Boundary effects in reaction-diffusion processes
M. J. E. Richardson, Y. Kafri

TL;DR
This paper investigates how boundaries influence reaction-diffusion systems, revealing a diffusive density excess near boundaries in low dimensions, with implications for magnetization in spin models, supported by exact solutions and renormalization group analysis.
Contribution
It provides an exact analytical description of boundary effects in reaction-diffusion processes, including a universal form of the density excess in low dimensions.
Findings
Density excess extends diffusively from the boundary in two dimensions and below.
Universal functional forms of the density excess are derived.

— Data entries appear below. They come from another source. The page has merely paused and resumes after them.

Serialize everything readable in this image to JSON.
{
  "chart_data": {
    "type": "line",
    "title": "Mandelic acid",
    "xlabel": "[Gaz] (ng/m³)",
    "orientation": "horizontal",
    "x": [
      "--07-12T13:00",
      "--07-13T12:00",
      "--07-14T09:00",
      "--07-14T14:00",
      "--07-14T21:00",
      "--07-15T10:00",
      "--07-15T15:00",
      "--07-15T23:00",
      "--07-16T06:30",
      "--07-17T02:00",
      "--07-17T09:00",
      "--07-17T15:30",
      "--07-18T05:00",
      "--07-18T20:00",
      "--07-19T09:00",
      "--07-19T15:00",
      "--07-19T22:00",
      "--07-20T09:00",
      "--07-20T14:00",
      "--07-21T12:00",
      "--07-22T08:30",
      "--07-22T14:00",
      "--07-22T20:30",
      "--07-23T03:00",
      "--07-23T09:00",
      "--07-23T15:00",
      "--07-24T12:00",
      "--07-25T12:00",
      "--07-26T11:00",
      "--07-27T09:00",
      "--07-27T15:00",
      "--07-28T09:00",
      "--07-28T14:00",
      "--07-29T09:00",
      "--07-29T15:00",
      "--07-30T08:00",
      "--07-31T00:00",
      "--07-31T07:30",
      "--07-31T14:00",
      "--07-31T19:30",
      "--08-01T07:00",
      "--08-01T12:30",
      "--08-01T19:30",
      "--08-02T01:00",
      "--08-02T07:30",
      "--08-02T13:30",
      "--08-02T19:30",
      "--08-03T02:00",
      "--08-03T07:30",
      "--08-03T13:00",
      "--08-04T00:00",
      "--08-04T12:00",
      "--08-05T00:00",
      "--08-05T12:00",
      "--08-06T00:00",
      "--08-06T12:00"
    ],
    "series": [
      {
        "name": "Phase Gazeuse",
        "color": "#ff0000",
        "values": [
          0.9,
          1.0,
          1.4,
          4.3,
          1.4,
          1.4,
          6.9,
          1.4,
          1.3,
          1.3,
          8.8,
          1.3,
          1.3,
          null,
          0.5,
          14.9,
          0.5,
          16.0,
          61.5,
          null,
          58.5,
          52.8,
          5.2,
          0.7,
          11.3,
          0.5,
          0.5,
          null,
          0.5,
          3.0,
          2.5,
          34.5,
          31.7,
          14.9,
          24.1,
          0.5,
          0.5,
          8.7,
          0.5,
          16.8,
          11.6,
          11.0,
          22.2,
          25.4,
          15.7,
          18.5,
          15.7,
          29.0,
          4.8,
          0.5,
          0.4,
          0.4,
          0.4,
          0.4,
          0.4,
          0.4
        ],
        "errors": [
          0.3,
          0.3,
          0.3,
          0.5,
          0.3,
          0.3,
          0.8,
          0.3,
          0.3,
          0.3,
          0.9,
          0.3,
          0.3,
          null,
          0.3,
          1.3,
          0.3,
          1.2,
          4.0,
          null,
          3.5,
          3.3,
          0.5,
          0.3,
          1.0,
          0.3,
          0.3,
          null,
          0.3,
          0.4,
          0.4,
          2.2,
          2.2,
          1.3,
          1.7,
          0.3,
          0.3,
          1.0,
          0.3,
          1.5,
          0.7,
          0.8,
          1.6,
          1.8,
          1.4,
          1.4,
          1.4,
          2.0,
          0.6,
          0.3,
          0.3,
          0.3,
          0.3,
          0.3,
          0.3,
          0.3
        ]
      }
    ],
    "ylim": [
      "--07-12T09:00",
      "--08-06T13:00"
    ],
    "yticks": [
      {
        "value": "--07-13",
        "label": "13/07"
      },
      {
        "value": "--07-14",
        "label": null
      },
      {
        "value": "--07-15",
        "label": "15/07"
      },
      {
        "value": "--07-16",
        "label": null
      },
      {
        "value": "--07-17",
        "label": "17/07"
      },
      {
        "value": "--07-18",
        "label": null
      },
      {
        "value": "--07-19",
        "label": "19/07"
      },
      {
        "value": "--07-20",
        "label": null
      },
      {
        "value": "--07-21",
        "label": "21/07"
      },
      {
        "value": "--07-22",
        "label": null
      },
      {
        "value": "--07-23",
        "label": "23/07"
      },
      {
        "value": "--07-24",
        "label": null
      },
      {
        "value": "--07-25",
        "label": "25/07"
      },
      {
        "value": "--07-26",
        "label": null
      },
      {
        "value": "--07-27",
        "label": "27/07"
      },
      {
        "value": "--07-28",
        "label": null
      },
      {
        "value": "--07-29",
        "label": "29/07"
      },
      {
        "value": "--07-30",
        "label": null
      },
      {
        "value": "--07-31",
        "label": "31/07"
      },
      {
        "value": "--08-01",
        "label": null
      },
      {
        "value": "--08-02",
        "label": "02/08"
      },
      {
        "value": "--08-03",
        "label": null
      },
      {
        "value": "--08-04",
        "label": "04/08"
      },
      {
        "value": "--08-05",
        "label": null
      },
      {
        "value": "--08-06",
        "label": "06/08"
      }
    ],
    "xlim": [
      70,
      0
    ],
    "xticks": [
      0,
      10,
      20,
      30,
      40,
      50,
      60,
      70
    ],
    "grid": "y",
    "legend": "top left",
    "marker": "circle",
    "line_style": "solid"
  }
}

Implications for magnetization near fixed spins in the 1D Ising model.
Abstract
The effects of a boundary on reaction systems are examined in the framework of the general single-species reaction/coalescence process. The boundary naturally represents the reactants' container, but is applicable to exciton dynamics in a doped TMMC crystal. We show that a density excess, which extends into the system diffusively from the boundary, is formed in two dimensions and below. This implies a surprising result for the magnetisation near a fixed spin in the coarsening of the one-dimensional critical Ising model. The universal, dimensionally-dependent functional forms of this density excess are given by an exact solution and the field-theoretic renormalisation group.